Insomnia affects one out of every three people in the US each year.
The most effective treatments involve identifying and addressing causes. The most common causes include depression, anxiety and stress. Foods, drinks (especially caffeine and alcohol), nicotine and medications can also be responsible.
One of the things that people with this often talk about is the stress that they're under. Many folks don't realize that sleep is a very dynamic state for the brain. Our brains "process" a lot of what happens to us at night as we sleep.
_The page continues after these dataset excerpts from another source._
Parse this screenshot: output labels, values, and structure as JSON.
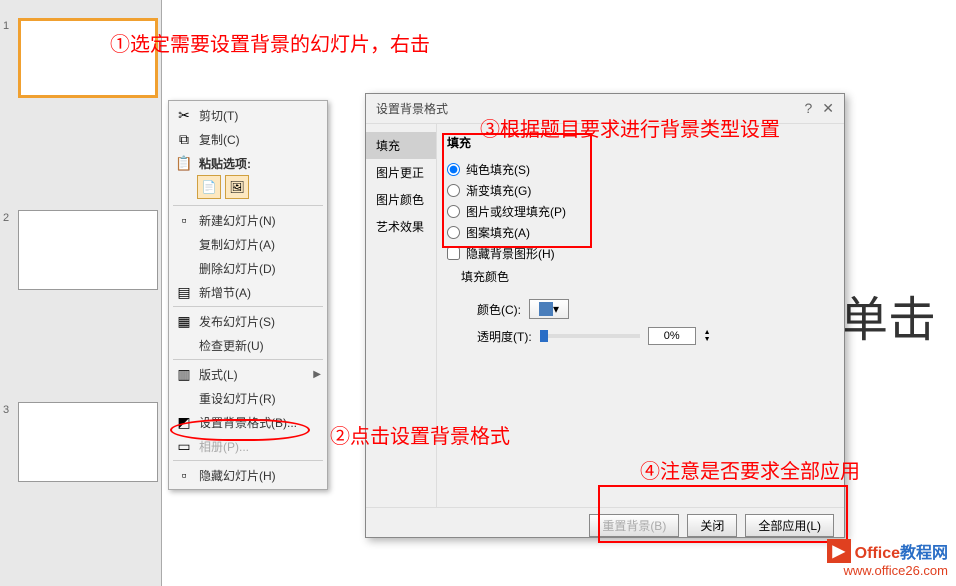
{
  "annotations": {
    "a1": "①选定需要设置背景的幻灯片，右击",
    "a2": "②点击设置背景格式",
    "a3": "③根据题目要求进行背景类型设置",
    "a4": "④注意是否要求全部应用"
  },
  "slide_canvas": {
    "title_placeholder": "单击"
  },
  "context_menu": {
    "cut": "剪切(T)",
    "copy": "复制(C)",
    "paste_options": "粘贴选项:",
    "new_slide": "新建幻灯片(N)",
    "duplicate_slide": "复制幻灯片(A)",
    "delete_slide": "删除幻灯片(D)",
    "new_section": "新增节(A)",
    "publish_slide": "发布幻灯片(S)",
    "check_update": "检查更新(U)",
    "layout": "版式(L)",
    "reset_slide": "重设幻灯片(R)",
    "format_background": "设置背景格式(B)...",
    "album": "相册(P)...",
    "hide_slide": "隐藏幻灯片(H)"
  },
  "dialog": {
    "title": "设置背景格式",
    "tabs": {
      "fill": "填充",
      "pic_correct": "图片更正",
      "pic_color": "图片颜色",
      "art_effect": "艺术效果"
    },
    "fill": {
      "legend": "填充",
      "solid": "纯色填充(S)",
      "gradient": "渐变填充(G)",
      "picture": "图片或纹理填充(P)",
      "pattern": "图案填充(A)",
      "hide_bg": "隐藏背景图形(H)",
      "fill_color_label": "填充颜色",
      "color_label": "颜色(C):",
      "transparency_label": "透明度(T):",
      "transparency_value": "0%"
    },
    "footer": {
      "reset": "重置背景(B)",
      "close": "关闭",
      "apply_all": "全部应用(L)"
    }
  },
  "watermark": {
    "brand1": "Office",
    "brand2": "教程网",
    "url": "www.office26.com"
  }
}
Normal sleep has architecture. There are several stages of sleep with increasing "depth" of sleep until rapid-eye movement sleep is attained. This is when we dream. All of these sleep stages are essential; without proper sleep, especially REM sleep, we can actually become psychotic.
Often, when folks stop using sleeping pills, they have a long period of "rebound insomnia" which may represent the brain getting "caught up on overdue processing."
It's important to treat insomnia properly, but unfortunately, a lot easier to just "throw a sleeping pill at it." Sleeping pills are generally not indicated for long-term use, as they disrupt the sleep architecture. Many heavy alcohol consumers pass out which they consider to be sleep. It's not. Processing isn't done when the brain is assaulted with these chemicals.
There are two types of insomnia: sleep-onset and sleep-maintenance. It can be important to differentiate, as there are different therapies that work better for one than the other. Some medications help folks to initiate but not maintain sleep, others do both.
How much sleep do we need?
Most adults need eight hours of sleep. As we get older we may have problems sleeping due to age-related changes and other conditions.
Sleep apnea is common in loud-snoring sleepers. Sometimes the tongue or other tissues will fall back, actually blocking the airway and causing loss of breathing that can go on for many seconds, causing a partial arousal from sleep that interferes with the sleep architecture. There are many therapies available, ranging from losing weight, to using an air-pressure mask or even surgical approaches to help open the airways more.
Restless legs syndrome is a sense of being unable to hold the legs still due to a tingling/crawling sensation under the skin of the legs that is relieved by moving the legs around.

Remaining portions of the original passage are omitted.